Let the number of silver coins needed to melt = n

then total volume of n coins = volume of the cuboid.

n × πr^{2}h = lbh

[∵ The shape of the coins is a cylinder then v = πr^{2}h]

n × \(\frac{22}{7}\) × \(\left[\frac{1.75}{2}\right]^2\) × \(\frac{2}{10}\) = 5.5 × 10 × 3.5

[∵ 2mm = \(\frac{2}{10}\) cm, r = \(\frac{\mathrm{d}}{2}\)]

n × \(\frac{22}{7}\) × \(\frac{1.75}{2}\) × \(\frac{1.75}{2}\) × \(\frac{2}{10}\) = 55 × 3.5

n = 55 × 3.5 × \(\frac{7 \times 2 \times 2 \times 10}{22 \times 1.75 \times 1.75 \times 2}\)

= \(\frac{55 \times 35 \times 7 \times 4}{22 \times 2 \times 1.75 \times 1.75}\) = \(\frac{5 \times 35 \times 7}{1.75 \times 1.75}\)

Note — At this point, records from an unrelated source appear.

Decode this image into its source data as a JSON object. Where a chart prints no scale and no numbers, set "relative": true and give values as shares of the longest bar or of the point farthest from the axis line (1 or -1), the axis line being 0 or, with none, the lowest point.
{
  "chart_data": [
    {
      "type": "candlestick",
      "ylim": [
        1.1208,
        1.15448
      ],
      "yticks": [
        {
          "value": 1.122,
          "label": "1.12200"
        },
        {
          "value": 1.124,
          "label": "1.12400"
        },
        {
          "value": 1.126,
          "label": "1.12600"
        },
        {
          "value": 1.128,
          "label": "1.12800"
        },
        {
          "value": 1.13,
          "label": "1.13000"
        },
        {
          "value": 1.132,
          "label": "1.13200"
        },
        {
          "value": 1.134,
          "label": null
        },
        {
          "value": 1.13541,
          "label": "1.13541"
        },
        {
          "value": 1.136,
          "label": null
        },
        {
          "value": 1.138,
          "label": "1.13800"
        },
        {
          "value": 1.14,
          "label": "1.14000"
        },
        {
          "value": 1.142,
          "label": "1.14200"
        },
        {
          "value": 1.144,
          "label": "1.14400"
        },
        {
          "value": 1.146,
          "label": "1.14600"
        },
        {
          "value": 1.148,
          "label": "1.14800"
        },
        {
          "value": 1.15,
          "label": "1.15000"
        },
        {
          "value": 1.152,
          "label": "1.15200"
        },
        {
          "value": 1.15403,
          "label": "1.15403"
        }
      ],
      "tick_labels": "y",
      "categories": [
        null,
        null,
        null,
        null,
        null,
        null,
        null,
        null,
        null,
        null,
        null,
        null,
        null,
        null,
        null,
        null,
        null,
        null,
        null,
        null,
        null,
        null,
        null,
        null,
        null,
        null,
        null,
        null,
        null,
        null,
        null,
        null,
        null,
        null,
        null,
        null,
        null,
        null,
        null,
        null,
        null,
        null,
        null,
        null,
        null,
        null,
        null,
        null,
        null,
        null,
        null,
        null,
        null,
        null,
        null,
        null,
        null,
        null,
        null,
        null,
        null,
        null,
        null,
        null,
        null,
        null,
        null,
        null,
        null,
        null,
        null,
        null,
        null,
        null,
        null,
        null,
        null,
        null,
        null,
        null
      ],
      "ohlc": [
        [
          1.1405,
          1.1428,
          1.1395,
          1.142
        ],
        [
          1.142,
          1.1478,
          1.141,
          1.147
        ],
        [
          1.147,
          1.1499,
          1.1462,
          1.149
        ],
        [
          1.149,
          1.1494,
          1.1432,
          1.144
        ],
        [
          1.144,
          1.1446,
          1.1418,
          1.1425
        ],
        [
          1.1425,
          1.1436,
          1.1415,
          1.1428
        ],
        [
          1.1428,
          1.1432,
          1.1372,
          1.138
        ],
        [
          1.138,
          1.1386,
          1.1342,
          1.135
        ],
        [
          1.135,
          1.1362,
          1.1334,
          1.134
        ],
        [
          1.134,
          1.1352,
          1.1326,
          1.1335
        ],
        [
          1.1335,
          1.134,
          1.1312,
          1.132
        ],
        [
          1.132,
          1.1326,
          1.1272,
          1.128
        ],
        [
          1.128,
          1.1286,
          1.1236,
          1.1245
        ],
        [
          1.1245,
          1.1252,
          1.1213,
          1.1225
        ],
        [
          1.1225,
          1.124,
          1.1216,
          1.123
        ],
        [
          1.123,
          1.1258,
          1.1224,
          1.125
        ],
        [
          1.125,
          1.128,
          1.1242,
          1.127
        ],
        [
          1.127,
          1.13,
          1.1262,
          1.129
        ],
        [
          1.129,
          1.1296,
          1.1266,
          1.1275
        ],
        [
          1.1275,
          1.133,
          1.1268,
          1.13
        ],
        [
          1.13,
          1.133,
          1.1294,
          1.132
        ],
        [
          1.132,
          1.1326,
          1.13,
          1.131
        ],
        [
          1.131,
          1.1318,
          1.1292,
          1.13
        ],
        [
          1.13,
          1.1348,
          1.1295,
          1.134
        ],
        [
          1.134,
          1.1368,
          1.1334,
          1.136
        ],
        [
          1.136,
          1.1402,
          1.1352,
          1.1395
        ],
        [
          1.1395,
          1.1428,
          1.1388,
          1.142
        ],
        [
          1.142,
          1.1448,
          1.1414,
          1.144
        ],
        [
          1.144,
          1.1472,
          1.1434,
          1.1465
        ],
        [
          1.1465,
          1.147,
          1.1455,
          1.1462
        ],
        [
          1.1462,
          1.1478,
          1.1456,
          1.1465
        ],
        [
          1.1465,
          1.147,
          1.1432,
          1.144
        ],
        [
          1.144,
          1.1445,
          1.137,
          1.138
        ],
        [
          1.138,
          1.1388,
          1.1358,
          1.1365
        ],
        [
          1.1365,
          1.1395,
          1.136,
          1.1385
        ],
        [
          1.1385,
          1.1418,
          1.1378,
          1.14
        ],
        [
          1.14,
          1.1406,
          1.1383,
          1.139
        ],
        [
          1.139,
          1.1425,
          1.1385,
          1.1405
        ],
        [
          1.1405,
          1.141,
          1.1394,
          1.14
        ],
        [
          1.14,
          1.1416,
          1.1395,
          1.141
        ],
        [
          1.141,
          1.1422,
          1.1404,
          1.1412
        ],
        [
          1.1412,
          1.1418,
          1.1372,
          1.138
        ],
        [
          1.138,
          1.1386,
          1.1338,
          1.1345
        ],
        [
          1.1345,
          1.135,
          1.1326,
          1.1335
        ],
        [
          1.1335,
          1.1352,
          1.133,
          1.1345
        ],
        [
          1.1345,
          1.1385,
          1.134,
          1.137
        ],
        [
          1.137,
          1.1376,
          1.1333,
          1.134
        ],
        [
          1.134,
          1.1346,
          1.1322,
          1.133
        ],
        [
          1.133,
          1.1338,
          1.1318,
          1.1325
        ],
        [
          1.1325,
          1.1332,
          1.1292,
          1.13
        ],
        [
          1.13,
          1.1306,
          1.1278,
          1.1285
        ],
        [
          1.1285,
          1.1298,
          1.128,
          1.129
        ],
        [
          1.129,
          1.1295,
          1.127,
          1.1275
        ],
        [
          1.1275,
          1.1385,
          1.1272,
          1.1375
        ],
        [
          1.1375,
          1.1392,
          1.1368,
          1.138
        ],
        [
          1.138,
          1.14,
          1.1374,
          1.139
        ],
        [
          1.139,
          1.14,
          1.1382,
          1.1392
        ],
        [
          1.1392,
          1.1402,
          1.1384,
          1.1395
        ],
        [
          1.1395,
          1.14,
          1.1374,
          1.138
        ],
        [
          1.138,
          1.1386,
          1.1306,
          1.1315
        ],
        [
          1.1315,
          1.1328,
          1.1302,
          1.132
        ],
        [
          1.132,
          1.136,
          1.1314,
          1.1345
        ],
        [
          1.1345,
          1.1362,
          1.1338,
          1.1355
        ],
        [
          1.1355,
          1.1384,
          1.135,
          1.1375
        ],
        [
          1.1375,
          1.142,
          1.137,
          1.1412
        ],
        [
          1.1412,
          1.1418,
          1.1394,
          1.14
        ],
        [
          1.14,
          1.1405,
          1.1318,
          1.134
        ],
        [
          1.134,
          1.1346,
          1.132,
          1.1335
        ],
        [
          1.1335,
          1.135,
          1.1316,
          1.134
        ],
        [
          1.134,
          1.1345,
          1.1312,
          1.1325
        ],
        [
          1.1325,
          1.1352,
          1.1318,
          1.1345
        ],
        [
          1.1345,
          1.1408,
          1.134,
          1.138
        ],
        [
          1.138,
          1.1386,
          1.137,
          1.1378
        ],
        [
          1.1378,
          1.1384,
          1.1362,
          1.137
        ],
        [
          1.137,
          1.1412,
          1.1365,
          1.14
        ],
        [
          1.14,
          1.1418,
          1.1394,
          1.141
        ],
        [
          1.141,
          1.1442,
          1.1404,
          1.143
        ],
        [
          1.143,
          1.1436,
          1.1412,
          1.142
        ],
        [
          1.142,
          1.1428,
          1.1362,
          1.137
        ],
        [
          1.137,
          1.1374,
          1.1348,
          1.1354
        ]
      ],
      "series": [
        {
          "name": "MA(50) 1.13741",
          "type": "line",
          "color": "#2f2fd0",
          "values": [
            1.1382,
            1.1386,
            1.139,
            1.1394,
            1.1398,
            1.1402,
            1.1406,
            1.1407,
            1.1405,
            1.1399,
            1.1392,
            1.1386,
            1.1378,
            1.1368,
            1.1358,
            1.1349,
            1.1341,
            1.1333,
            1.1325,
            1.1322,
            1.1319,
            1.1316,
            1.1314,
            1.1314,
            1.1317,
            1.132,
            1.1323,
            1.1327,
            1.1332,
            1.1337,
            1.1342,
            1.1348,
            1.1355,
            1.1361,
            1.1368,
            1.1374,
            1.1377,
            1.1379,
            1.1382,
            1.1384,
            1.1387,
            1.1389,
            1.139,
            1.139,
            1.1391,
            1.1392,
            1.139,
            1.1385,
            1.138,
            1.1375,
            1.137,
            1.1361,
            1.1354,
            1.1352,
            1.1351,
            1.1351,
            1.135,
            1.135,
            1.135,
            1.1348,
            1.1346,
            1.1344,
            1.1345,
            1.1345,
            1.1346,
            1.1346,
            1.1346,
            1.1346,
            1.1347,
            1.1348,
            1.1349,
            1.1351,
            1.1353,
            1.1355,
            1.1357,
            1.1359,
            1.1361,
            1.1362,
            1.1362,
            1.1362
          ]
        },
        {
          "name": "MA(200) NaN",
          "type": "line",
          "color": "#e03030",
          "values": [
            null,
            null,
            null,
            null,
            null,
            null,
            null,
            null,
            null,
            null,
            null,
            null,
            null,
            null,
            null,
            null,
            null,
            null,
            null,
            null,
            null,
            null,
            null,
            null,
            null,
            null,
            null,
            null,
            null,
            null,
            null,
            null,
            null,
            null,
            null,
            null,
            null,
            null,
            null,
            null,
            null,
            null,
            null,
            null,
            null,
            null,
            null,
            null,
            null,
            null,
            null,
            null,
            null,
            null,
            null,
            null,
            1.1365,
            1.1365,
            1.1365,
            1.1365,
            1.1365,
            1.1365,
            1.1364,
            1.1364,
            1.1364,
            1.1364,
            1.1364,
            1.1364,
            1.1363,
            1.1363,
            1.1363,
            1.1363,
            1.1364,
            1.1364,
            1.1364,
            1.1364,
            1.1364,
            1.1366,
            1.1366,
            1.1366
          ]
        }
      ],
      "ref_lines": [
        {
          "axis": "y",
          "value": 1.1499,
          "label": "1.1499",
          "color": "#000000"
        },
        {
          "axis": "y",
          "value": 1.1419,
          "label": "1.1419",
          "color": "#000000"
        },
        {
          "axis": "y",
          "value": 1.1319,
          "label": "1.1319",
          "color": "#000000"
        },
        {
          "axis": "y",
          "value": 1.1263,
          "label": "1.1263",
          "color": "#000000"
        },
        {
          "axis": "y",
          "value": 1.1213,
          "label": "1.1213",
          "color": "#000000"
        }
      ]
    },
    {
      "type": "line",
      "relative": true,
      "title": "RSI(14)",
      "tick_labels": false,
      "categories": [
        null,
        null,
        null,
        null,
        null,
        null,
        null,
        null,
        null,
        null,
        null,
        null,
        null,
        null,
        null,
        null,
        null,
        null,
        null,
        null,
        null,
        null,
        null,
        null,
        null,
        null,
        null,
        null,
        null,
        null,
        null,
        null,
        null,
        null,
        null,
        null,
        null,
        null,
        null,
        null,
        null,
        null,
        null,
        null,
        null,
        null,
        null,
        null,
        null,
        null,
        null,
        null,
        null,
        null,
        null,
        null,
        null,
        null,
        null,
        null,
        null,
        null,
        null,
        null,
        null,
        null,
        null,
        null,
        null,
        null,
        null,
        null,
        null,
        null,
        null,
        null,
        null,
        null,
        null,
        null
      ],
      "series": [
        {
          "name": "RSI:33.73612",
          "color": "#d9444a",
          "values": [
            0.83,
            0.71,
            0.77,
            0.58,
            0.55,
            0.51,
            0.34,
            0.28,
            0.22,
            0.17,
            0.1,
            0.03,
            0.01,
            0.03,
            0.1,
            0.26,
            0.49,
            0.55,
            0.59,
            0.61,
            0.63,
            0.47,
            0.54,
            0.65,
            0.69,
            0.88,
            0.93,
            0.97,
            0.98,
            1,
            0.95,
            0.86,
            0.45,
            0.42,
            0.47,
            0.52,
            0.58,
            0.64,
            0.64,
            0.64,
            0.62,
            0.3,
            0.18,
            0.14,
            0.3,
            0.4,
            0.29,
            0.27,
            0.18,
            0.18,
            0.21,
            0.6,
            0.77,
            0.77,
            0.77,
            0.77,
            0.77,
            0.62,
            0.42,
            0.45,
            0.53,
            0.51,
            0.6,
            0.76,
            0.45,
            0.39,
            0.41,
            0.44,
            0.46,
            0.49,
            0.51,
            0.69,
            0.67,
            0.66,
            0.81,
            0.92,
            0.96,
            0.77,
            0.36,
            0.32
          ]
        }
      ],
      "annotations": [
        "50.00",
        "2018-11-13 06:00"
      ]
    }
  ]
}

= \(\frac{175 \times 7}{1.75 \times 1.75}\) = \(\frac{100 \times 1}{0.25}\) = 400

∴ 400 Silver coins are needed.

Question 7.

A vessel is in the form of an inverted cone. Its height is 8 cm. and the radius of its top is 5 cm. It is filled with water up to the rim. When lead shots, each of which is a sphere of radius 0.5 cm are dropped into the vessel, \(\frac{1}{4}\) of the water flows out. Find the number of lead shots dropped into the vessel. (AS_{4})

Solution:

Let the number of lead shots dropped = n

then the total volume of n – lead shots

= \(\frac{1}{4}\) volume of the conical vessel

Leadshots : Radius (r) = 0.5 cm

Volume (V) = \(\frac{4}{3}\) πr^{3}

= \(\frac{4}{3}\) × \(\frac{22}{7}\) × 0.5 × 0.5 × 0.5

Total volume of n-shots

= n × \(\frac{4}{3}\) × \(\frac{22}{7}\) × 0.125

Cone : Radius (r) = 5 cm

height (h) = 8 cm

Volume (V) = \(\frac{1}{3}\) πr^{2}h

= \(\frac{1}{3}\) × \(\frac{22}{7}\) × 5 × 5 × 8

= \(\frac{1}{3}\) × \(\frac{1}{3}\) × 200

\(\frac{1}{4}\)th volume = \(\frac{1}{4}\) × \(\frac{1}{3}\) × \(\frac{22}{7}\) × 200

∴ n × \(\frac{4}{3}\) × \(\frac{22}{7}\) × 0.125 = \(\frac{1}{4}\) × \(\frac{1}{3}\) × \(\frac{22}{7}\) × 200

n = \(\frac{1}{4}\) × \(\frac{1}{3}\) × \(\frac{22}{7}\) × 200 × \(\frac{3}{4}\) × \(\frac{7}{22}\) × \(\frac{1}{0.125}\)

= \(\frac{200 \times 1}{4 \times 4 \times 0.125}\) = \(\frac{200}{2}\) = 100

∴ Number of lead shots = 100

Question 8.

A solid metallic sphere of diameter 28 cm is melted and recast into a number of smaller cones, each of diameter 4\(\frac{2}{3}\) cm and height 3 cm. Find the number of cones so formed. (AS_{4})

Solution:

Diameter of the solid metallic sphere (d) = 28 cm

∴ Radius of the sphere (r) = \(\frac{\mathrm{d}}{2}\) = \(\frac{2 r}{2}\) = 14 cm

Volume of the sphere = \(\frac{4}{3}\) pr^{3}

= \(\frac{4}{3}\) × \(\frac{22}{7}\) × 14 × 14 × 14

= \(\frac{176 \times 196}{3}\) cm^{3}

Cone : Diameter of the cone = 4\(\frac{2}{3}\) cm

= \(\frac{14}{3}\) cm

∴ Radius of the cone (r) = \(\frac{14}{3}\) × \(\frac{1}{2}\) = \(\frac{7}{3}\) cm

Height of the cone (h) = 3 cm

Volume of the cone = \(\frac{1}{3}\) πr^{2}h

= \(\frac{1}{3}\) × \(\frac{22}{7}\) × \(\frac{7}{3}\) × \(\frac{7}{3}\) × 3

= \(\frac{154}{9}\) cm^{3}

Metallic sphere is recast into smaller cones.

Therefore, the number of cones formed

= \(\frac{176 \times 196}{3}\) ÷ \(\frac{154}{9}\)

= \(\frac{176 \times 196}{3}\) × \(\frac{9}{154}\) = 672

Hence, 672 smaller cones are formed.